How rations fall short in the enemy's camp; and how Monica, armed with a strange ammunition, marches into the hostile land.

"Did ye hear, miss? Oh, faix, there's terrible news, ma'am!" says old Timothy, trotting into the breakfast-room at Moyne the following morning, his face pale with excitement.

"You alarm me, Ryan! what is it?" says Miss Priscilla, laying down her fork.

"Oh, it's beyant everything, ma'am! Oh, the blackguards o' the world! It was last night, miss, it happened. The ould squire, there below, was sittin' in his library, as paceable as ye plaze, ma'am, when they fired a bullet at him, an' shot him an' wounded Misther Brian – No, be the powers, I b'lave I'm wrong; they kilt Misther Brian an' wounded the Squire; an' there's the greatest commotion ye iver see down below, miss."

For one awful moment Monica thinks she is going to faint. A mist rises between her and Timothy's face; his voice sounds far away, in the next county as it were, and then ceases altogether. Then a sharp sting of pain rushing through her veins rouses her, and sends the blood back with a tumultuous haste to cheek and neck and brow. The pain is short but effective, and is, indeed, nothing more than a pinch of a pronounced type, administered by the watchful Kit, with a promptitude very creditable to her.
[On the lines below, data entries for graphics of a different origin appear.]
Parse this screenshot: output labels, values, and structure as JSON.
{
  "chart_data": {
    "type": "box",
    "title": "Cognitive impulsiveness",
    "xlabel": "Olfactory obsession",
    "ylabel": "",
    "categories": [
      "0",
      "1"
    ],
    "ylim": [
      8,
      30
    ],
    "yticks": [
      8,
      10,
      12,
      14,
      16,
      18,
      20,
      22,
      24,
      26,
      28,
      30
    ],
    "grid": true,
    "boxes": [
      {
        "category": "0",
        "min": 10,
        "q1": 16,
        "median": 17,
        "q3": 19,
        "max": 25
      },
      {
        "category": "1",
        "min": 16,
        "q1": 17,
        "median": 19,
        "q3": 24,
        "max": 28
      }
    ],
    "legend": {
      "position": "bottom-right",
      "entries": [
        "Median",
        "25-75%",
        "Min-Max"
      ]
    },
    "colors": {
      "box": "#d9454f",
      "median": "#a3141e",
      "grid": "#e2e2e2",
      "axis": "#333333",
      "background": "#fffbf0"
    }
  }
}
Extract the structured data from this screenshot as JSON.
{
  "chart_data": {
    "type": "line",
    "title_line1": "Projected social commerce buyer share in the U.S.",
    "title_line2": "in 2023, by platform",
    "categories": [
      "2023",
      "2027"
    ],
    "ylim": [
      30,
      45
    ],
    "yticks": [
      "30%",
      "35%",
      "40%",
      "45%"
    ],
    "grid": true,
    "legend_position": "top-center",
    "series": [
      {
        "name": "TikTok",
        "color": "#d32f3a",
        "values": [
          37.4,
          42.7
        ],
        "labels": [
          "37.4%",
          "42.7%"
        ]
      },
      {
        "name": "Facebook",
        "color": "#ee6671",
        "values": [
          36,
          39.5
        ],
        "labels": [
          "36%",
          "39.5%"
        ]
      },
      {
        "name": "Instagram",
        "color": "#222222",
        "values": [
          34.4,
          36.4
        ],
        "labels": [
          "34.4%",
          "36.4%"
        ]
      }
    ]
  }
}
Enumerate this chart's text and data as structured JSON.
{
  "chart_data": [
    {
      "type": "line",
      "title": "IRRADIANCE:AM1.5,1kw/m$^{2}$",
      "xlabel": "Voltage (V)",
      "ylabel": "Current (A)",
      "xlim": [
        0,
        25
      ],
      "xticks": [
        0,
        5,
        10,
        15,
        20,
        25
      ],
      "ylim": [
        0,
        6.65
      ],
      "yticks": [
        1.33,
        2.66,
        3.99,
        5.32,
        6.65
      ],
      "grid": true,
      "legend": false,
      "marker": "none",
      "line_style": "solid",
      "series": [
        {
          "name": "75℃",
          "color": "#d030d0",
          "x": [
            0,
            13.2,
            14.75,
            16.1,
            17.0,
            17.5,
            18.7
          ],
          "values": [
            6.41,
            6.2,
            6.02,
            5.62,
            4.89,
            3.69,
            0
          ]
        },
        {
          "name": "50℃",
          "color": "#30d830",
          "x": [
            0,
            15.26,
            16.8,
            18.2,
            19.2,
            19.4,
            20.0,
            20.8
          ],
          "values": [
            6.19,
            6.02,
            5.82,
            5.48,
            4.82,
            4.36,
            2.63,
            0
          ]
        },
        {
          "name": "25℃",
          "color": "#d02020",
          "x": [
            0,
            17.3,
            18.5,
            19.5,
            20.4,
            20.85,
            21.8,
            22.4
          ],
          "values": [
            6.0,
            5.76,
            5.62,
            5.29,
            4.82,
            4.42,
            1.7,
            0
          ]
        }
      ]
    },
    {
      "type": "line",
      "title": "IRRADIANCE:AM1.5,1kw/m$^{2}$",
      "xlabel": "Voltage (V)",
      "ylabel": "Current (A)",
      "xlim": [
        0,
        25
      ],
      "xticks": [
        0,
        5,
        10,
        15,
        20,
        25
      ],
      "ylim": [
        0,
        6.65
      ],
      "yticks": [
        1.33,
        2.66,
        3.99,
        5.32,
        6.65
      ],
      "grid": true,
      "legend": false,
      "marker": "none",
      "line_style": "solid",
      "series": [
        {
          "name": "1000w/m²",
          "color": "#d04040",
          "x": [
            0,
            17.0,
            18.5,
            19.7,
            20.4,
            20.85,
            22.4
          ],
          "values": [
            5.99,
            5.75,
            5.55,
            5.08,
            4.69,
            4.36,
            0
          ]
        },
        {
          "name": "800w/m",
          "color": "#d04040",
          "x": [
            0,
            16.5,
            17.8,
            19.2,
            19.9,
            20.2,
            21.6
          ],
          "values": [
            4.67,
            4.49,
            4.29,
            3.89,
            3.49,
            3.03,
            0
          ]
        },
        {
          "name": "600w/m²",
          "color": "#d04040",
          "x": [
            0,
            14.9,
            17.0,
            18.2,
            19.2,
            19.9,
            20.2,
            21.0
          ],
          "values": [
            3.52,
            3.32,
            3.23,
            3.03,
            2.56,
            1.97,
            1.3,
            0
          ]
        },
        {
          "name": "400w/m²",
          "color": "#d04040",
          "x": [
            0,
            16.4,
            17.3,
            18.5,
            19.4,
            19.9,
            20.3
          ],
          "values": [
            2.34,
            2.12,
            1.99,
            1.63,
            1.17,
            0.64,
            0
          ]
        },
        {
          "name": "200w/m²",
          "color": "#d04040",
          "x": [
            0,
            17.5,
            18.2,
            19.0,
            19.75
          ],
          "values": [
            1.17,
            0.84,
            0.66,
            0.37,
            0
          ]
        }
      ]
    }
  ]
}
"He is exaggerating," says the astute Kit, in a subdued whisper apparently addressed to her plate. "Don't believe him; take courage; and, at all events, remember their eyes are upon you!" Her tone is great with mystery and kindly encouragement. More revived by it than even by the pinch, Monica takes heart of grace, and listens with maddening impatience for what is yet to come. Glancing at Miss Priscilla, she can see that her aunt is as pale as death, and that her hands are trembling excessively. Miss Penelope is looking with anxiety at her, whilst trying to elicit the truth from Ryan.

"Collect yourself, Ryan," she says, severely. "Who was killed?"

"No one outright, I'm tould, miss, – but – "

"Then who is wounded?"

"The bullet went right through them, miss."

"Through both! But that is impossible. I must beg you again to collect yourself, Timothy; all this is most important, and naturally Miss Blake – that is, we– are much upset about it. Through whom did the bullet go?"

"The ould squire an' his nephew, miss."

"Through their bodies?" cries Miss Penelope, throwing up hope and both her hands at the same time.

"No, ma'am, jist between them, as it might be between you an' Miss Priscilla now." He illustrates the real truth as he says this.

"Bless me, man! sure they weren't touched at all so," says Miss Penelope.

"No more they were, miss. Sorra a bit, praise be – "

"Then why did you say they were killed?" says Terence, indignantly, who has been stricken dumb by the appalling fate of his dear Desmond.

"An' sure how much nearer could they be to it? What saved thim, but maybe the hitch of a chair? Oh! wirrasthrue this day!" says old Ryan, beginning to cry.

"Timothy sit down directly. Terence get him a glass of whiskey," says Miss Penelope. "Now, don't excite yourself, Timothy; you know it is very bad for you at your age. Take time, now. Collect yourself!"

"Have the assassins been discovered?" asks Miss Priscilla, in a trembling tone.

"No, miss. But I'm tould the polis is very eager afther 'em."

"Was nobody hurt, Timothy?"

"No one, ma'am."

Here Monica, feeling the relief greater than she can support, gives way to a dry but perfectly audible sob.

"Don't be afeard, miss, dear," says old Ryan, with heartfelt but most ill-judged sympathy: "the young gentleman is all right. Not a single scratch on him, they say; so you needn't be cryin' about him, honey."

"Miss Monica is in no wise anxious about Mr. Brian Desmond," says Miss Priscilla, recovering from her nervousness with as much haste as though she had been subjected to an electric shock. "She is only distressed – as I am – by these lawless proceedings."